Perusahaan AI, termasuk OpenAI, mulai meninggalkan filosofi ‘semakin besar semakin baik’ untuk melatih model. Sebaliknya, mereka mengembangkan teknik yang memungkinkan algoritme untuk ‘berpikir’ dengan cara yang lebih mirip manusia. Metode ini bertujuan untuk mengatasi tantangan seperti konsumsi energi yang besar, kegagalan perangkat keras, dan kelangkaan data yang telah menghambat kemajuan dalam model bahasa yang besar.
Model baru OpenAI, o1 , menggunakan teknik yang disebut ‘test-time compute’, yang memungkinkannya mempertimbangkan beberapa jawaban dan memilih opsi terbaik selama penggunaan. Pendekatan ini meningkatkan kinerja dalam tugas-tugas kompleks, seperti pemecahan masalah dan pengambilan keputusan, tanpa memerlukan pelatihan awal yang ekstensif. Noam Brown, seorang peneliti OpenAI, mengungkapkan bahwa ‘berpikir’ singkat pun meningkatkan kemampuan model secara signifikan.

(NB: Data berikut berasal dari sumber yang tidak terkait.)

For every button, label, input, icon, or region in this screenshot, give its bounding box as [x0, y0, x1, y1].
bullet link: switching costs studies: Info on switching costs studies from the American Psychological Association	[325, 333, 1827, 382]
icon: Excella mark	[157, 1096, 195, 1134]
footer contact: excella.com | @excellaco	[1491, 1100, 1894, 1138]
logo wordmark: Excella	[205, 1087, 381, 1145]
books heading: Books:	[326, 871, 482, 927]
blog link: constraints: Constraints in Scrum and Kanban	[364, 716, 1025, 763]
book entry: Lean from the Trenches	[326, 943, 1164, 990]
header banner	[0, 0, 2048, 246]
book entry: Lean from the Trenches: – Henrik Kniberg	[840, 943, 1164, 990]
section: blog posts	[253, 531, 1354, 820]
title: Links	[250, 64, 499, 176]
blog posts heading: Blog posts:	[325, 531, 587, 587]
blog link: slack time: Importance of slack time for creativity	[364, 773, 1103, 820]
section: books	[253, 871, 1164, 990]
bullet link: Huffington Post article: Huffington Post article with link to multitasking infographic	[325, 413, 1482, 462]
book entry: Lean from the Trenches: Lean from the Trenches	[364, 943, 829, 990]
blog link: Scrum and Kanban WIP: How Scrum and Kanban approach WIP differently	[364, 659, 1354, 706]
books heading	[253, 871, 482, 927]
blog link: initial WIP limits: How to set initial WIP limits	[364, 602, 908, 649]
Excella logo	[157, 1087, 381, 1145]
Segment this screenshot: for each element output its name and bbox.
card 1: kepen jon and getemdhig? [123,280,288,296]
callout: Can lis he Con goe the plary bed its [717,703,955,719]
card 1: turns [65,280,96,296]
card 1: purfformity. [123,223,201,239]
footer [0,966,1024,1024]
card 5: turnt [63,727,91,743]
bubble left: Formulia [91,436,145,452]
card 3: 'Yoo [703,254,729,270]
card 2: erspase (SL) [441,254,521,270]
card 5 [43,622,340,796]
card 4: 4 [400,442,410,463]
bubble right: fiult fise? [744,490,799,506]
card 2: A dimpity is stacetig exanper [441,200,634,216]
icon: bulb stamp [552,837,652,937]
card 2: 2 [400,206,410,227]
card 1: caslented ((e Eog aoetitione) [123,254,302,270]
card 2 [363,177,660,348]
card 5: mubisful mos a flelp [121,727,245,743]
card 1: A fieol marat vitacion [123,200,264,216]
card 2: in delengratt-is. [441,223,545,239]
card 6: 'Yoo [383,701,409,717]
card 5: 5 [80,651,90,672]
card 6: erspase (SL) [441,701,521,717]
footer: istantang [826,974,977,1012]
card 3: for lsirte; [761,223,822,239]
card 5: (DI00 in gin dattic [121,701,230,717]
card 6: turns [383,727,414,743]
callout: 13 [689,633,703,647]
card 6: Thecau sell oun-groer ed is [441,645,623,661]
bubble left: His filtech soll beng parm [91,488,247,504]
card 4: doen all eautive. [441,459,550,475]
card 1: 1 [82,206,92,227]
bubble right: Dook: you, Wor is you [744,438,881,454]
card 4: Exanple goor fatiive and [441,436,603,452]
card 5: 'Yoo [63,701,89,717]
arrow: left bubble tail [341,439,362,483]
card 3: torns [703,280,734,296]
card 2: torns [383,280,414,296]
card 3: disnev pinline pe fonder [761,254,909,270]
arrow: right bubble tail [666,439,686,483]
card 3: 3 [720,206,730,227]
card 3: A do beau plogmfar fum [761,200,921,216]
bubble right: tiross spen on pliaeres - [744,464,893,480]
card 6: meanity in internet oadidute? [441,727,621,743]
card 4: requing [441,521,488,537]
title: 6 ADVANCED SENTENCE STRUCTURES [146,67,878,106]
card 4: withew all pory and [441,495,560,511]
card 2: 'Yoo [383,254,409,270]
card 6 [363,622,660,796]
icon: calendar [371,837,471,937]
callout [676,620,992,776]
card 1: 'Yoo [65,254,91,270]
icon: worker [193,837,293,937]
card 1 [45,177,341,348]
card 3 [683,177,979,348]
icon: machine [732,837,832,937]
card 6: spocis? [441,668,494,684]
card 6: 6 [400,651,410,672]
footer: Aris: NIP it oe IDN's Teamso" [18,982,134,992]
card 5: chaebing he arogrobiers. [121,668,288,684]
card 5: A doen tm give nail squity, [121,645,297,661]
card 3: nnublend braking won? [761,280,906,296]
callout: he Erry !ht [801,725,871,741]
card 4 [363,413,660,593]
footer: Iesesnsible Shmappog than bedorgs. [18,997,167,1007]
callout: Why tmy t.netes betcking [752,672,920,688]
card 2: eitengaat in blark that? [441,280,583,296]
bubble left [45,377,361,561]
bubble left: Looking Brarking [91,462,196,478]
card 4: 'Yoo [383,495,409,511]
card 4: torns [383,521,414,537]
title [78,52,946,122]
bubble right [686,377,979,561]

Pergeseran di seluruh industri ini memiliki implikasi yang lebih luas untuk perangkat keras AI, terutama karena chip Nvidia sangat penting untuk pelatihan AI. Para ahli memperkirakan adanya peralihan ke server berbasis cloud yang terdistribusi untuk tugas-tugas inferensi, yang berpotensi membentuk kembali lanskap permintaan untuk chip. Investor terkemuka, seperti Sequoia dan Andreessen Horowitz, memantau perubahan ini dengan saksama karena dapat memengaruhi investasi dalam infrastruktur AI.